VON OLIVER GRISS

Wenn man sich am 1860-Trainingsgelände an der Grünwalder Straße ein wenig umschaut, schleicht sich schnell das Gefühl ein, dass die Zeit stehengeblieben ist: Auf dem Pressecontainer klebt ein vergilbtes DSF-Schild, dabei heißt der Sender längst Sport 1. Und auch die Christl, die Wirtin, ist mit ihrem Löwen-Stüberl und ihren mittlerweile 70 Lenzen in die Jahre gekommen: Estermanns flotte Sprüche werden in letzter Zeit weniger und der Seelenzustand problematischer - und das liegt einzig und allein daran, dass sie den Verein noch aus einer Zeit kennt, als er noch richtig attraktiv und stark war:  Zehn Jahre Bundesliga am Stück, Derby-Siege gegen den FC Bayern, Typen wie Wildmoser & Lorant, Champions League-Qualifikation gegen Leeds United und unzählige Stars zum Anfassen: Thomas Häßler, Pele, Peter Nowak, Manni Schwabl, Martin Max, Gerald Vanenburg, Davor Suker oder auch Paul Agostino, der Fußball-Gott.

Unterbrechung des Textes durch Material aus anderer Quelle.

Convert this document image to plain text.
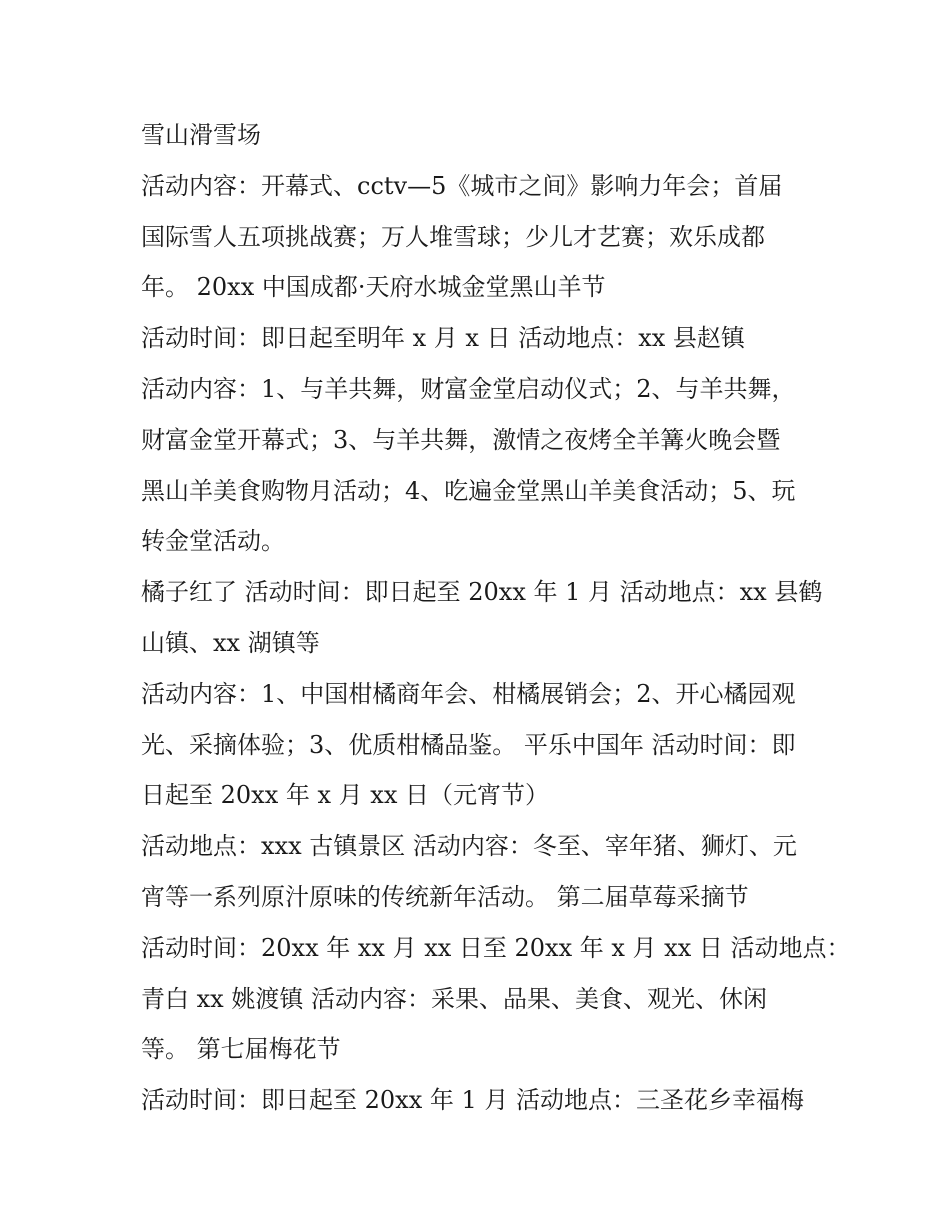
雪山滑雪场
活动内容：开幕式、cctv—5《城市之间》影响力年会；首届
国际雪人五项挑战赛；万人堆雪球；少儿才艺赛；欢乐成都
年。 20xx 中国成都·天府水城金堂黑山羊节
活动时间：即日起至明年 x 月 x 日 活动地点：xx 县赵镇
活动内容：1、与羊共舞，财富金堂启动仪式；2、与羊共舞，
财富金堂开幕式；3、与羊共舞，激情之夜烤全羊篝火晚会暨
黑山羊美食购物月活动；4、吃遍金堂黑山羊美食活动；5、玩
转金堂活动。
橘子红了 活动时间：即日起至 20xx 年 1 月 活动地点：xx 县鹤
山镇、xx 湖镇等
活动内容：1、中国柑橘商年会、柑橘展销会；2、开心橘园观
光、采摘体验；3、优质柑橘品鉴。 平乐中国年 活动时间：即
日起至 20xx 年 x 月 xx 日（元宵节）
活动地点：xxx 古镇景区 活动内容：冬至、宰年猪、狮灯、元
宵等一系列原汁原味的传统新年活动。 第二届草莓采摘节
活动时间：20xx 年 xx 月 xx 日至 20xx 年 x 月 xx 日 活动地点：
青白 xx 姚渡镇 活动内容：采果、品果、美食、观光、休闲
等。 第七届梅花节
活动时间：即日起至 20xx 年 1 月 活动地点：三圣花乡幸福梅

Sechzig war eine Nummer in der Bundesliga - bis zum 22. Mai 2004, dem Tag des Abstiegs am Gladbacher Bökelberg. 1860 verlor 1:3, verabschiedete sich aus der Beletage des deutschen Fußballs.

Seitdem ist ein Jahrzehnt vergangen (kann das sein?) - und der Verein weiß immer noch nicht, wie ihm geschehen ist: Inzwischen darf man sich als Dino der Zweiten Liga feiern lassen, und das ist wahrlich kein Kompliment für Münchens große Liebe. Jetzt allerdings ist ein Zeitpunkt erreicht, in der die Löwen-Familie mit Kampfeswille gegen das Burn Out ankämpfen muss. Heute beim Saison-Start in St. Pauli kann ein echter Neuanfang geschaffen werden. Löwen, raus aus der Depression mit Euch!